4. They also jump from property law to contract law, which is understandable as servitudes have components of both. But in Contract law, there is no privity of contract between the subsequent buyers and Freehold…. unless the subsequent buyer consents.
For a real fair market value to develop, Courts will have to find these arrangements to be legal. I forsee the first obligated property owners to be the ones who sustain the greatest loss in establishing a true fair market, unless they commit fraud, disclosure doesn’t occur, or the Buyer is an idiot. Until a Fair market develops, Appraisers will be pulling numbers out of thin air (more than they do already) to try to value these properies.
The examples Freehold uses is the original property selling for 2% less than an equivalent property. It used to be a rule of thumb that a property sold every six years or so. If that is the case over the length of the covenant, property sellers will pay 15-16% of appreciating gross values (even if they sell for a loss) for that 2% discount. That initial “investment” by freehold doubles four times.

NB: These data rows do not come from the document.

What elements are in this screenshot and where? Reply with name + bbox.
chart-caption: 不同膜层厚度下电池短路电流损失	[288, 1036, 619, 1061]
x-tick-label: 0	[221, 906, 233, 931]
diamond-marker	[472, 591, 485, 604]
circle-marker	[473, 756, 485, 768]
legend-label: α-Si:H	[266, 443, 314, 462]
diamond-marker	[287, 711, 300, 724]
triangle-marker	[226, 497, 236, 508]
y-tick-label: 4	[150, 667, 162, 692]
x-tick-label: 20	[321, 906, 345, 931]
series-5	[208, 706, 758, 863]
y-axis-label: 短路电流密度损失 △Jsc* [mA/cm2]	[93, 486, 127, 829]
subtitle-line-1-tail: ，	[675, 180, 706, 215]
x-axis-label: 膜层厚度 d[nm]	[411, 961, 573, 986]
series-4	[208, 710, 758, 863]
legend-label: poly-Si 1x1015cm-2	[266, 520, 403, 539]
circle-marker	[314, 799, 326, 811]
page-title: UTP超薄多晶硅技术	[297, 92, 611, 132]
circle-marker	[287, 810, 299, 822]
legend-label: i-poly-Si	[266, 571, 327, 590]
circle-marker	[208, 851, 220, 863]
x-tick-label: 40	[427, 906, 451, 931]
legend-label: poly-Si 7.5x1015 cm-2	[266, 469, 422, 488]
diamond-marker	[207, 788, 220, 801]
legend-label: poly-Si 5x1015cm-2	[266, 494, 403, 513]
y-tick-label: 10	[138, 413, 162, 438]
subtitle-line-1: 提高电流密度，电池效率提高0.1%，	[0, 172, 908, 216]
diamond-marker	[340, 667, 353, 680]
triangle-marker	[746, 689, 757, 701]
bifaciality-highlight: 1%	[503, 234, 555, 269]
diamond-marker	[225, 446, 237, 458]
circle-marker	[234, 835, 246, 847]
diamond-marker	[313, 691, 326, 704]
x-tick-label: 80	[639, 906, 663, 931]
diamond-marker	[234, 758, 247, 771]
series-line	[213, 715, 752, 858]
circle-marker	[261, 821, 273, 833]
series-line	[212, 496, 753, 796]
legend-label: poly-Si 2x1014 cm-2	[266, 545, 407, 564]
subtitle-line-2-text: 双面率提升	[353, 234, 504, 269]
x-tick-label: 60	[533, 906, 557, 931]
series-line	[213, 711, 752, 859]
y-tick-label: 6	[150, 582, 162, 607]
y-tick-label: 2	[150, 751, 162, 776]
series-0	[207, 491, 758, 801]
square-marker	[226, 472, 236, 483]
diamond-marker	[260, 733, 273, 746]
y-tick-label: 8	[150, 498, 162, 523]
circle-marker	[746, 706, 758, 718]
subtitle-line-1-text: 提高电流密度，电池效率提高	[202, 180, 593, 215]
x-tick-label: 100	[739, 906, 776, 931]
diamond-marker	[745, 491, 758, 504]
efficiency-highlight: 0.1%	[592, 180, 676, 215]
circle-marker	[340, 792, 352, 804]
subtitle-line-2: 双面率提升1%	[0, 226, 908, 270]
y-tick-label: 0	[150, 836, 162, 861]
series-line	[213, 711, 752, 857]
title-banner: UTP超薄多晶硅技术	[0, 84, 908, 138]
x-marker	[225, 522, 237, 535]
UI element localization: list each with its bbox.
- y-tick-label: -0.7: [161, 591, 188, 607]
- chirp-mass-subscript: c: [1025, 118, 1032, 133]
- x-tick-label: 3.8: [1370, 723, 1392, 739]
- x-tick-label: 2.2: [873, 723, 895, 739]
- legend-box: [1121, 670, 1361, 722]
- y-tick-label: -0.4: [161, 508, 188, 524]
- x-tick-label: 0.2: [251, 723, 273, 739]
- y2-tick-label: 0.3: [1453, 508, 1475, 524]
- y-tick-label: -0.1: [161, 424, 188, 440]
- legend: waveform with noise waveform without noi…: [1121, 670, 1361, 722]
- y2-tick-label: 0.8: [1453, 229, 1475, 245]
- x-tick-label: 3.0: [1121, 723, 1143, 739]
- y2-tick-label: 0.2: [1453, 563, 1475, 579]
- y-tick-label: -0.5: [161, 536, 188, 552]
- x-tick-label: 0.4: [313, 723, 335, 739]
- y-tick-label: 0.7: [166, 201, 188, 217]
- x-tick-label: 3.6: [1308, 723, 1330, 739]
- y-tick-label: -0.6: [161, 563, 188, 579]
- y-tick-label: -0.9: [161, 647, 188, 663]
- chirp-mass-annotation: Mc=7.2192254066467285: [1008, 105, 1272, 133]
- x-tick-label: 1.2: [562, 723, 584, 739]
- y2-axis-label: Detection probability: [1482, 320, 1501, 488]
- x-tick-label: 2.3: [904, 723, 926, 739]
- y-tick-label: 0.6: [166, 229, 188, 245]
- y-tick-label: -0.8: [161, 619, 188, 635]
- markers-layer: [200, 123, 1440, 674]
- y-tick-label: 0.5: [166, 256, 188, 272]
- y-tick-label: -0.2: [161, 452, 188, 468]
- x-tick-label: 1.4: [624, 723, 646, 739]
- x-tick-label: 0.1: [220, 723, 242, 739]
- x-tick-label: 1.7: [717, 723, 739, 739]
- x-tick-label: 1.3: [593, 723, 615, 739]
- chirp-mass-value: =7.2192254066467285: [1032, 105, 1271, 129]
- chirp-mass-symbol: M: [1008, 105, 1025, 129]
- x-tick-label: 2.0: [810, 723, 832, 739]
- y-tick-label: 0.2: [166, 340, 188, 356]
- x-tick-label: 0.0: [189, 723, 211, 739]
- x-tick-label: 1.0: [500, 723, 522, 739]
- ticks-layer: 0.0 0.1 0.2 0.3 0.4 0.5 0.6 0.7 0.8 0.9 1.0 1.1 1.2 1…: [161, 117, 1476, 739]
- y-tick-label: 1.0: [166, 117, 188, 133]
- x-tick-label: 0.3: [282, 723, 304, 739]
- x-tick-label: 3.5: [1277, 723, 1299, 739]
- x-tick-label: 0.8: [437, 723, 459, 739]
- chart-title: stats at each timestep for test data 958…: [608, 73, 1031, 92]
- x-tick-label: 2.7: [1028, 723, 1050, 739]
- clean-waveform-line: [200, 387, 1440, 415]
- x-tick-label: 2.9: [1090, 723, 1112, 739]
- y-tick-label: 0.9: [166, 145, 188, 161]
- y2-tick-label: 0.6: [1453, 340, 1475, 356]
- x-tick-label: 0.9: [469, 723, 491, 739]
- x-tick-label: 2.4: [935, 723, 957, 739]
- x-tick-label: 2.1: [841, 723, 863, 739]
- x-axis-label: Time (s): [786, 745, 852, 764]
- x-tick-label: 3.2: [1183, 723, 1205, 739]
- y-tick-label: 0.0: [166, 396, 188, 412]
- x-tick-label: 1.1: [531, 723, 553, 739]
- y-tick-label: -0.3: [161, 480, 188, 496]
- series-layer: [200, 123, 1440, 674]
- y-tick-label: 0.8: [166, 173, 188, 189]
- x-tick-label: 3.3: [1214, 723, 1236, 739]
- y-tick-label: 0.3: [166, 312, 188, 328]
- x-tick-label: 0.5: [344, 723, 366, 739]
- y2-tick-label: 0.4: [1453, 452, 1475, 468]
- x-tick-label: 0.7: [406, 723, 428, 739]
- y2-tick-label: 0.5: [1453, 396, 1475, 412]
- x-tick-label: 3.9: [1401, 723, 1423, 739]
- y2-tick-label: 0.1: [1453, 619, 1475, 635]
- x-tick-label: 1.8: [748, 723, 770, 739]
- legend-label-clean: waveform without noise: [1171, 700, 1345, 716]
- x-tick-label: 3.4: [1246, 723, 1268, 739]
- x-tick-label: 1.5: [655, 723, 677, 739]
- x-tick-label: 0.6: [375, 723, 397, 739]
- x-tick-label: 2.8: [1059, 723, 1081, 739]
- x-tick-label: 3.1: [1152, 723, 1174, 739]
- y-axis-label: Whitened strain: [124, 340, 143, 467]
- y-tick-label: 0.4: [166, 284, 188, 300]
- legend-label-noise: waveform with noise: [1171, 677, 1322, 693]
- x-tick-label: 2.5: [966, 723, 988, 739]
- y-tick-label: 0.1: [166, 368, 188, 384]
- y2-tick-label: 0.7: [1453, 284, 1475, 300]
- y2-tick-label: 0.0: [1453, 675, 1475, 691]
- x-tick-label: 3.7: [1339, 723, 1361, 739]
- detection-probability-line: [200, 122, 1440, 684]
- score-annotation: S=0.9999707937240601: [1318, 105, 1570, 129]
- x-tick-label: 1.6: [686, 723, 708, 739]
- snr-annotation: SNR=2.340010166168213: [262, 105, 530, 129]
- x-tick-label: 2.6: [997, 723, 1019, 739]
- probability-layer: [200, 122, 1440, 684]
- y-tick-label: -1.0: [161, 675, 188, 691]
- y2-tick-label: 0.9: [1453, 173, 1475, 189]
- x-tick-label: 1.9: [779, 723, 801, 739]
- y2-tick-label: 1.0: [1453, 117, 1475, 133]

Courts could also view Freehold’s lien as more a lien than a covenant and since is subjugated to the mortgage, if there is a foreclosure Freehold’s lien could be wiped out.
I also meant to say that since all homeowners in the development are burdened by the resale fee, Appraisers will have to wait until a decent number of homes, within the development, sell to get a fair market value established. The are supposed to be comparing apples to apples after all.